Each variant of ECC substitutes a "word" (i.e. specific set of bits) in the code set of valid ECC words for a word in the non-ECC word being protected. In this way, ECC can be viewed as a form of encryption - one plain-text word is represented by a different word in the ECC code set. It's not designed to hide the original bits, as the ECC word generally has the original bits in it and the ECC bits tacked onto the end or interspersed in the original, but the idea is that one plain-text word is equal to one and only one ECC'd word.
The words in the ECC code set have more bits than the original words. So a 64 bit "plaintext" word will have more bits in the ECC word that represents it. The whole point of adding those bits is that you can do logic operations on the plaintext and extra bits and come up with the result that the original word is correct or not, and may be able to figure out what the original plain-text word was and thereby "correct" the error by reporting the original plaintext bits that the extra ECC bits let you compute.
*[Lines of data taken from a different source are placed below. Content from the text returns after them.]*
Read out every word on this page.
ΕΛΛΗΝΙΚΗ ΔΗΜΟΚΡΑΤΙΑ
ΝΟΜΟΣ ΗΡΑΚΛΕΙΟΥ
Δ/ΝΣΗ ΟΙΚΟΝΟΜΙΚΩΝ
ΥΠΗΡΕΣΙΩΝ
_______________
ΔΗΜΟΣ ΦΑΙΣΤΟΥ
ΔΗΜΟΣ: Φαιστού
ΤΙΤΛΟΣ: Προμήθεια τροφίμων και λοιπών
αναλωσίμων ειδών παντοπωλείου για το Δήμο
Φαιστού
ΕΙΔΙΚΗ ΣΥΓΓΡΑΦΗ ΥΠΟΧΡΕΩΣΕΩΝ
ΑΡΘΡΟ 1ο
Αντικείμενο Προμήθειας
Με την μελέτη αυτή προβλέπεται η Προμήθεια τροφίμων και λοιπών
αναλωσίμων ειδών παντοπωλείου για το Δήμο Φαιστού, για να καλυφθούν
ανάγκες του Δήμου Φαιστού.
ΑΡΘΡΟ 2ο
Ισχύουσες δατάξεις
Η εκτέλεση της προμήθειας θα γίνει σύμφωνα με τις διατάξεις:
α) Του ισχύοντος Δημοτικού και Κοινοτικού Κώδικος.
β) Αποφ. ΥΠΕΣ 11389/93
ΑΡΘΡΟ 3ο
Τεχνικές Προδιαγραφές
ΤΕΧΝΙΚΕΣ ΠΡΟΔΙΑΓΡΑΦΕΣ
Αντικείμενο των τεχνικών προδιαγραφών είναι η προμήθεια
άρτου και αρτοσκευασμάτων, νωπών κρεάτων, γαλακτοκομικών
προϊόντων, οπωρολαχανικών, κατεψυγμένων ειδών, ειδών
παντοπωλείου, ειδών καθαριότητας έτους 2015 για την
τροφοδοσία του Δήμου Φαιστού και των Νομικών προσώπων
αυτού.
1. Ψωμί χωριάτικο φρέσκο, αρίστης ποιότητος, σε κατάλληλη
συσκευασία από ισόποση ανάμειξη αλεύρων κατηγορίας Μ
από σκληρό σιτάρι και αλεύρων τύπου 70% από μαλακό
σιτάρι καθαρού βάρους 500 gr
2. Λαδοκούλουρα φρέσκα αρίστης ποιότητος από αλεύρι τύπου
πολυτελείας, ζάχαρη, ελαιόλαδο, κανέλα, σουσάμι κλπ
ECC codes are obviously constructed so that this computation of whether there was an error and what the original plaintext was can be done VERY quickly, generally with a few hard-logic gates, not software.
One result of the design of the ECC code set is that each code set and checking logic has (potentially at least) different abilities to detect and correct errors, and different "blindnesses", errors it can't see at all. Parity is a simple single-error-detection code: it can "see" all single bit errors, but cannot correct any errors. But double bit errors cannot even be seen by parity, because two-bit errors transform one valid ECC word (the plain text word plus the parity bit) into another valid ECC word in the code set, but a different word than the original plaintext. In fact, parity detects all errors which involve one, three, five... odd numbers of bit error, but is blind to all even numbers of bit errors.
Adding more bits of ECC checking lets you start detecting more errors, cutting down that "blindness" to errors.
The ECC process used in computer RAM is designed to be single-error-correcting, double-error-detecting. What it does for three, four, and more errors depends on exactly what coding is done in the ECC process. It may or may not detect triple errors, quadruple errors, and so on.
Heat-death-of-the-universe arguments are fun, but they depend on the chances of each bit being in error being independent. The idea of speculating about what errors can happen and how many bits are likely to be in error (and, of course, being right about the speculations! :) ) supports many math and computer architecture professionals. What happens if, say, four bits are right next to each other on the RAM chip and a cosmic ray hits in the middle of the four, not just one? Or in a more pedestrian possibility, what happens if one entire RAM chip dies? The chip design and computer architecture pros have considered such matters, and so the insides of the RAM chips are messed with as are the ECC codes to minimize the exposures, but Mother Nature still has many ways to corrupt your data. For instance, one asteroid strike will likely get it all. :D
My own personal "right answer" is to do all I practically can to keep my data correct, but to spend only as much as the data is worth to do so. Backups are the first line of defense. Next is good quality hardware. Next is cleverness in selecting how your data is handled and stored. In all of this I feel that I need to stay flexible, because there is no The Answer, only more steps in the path.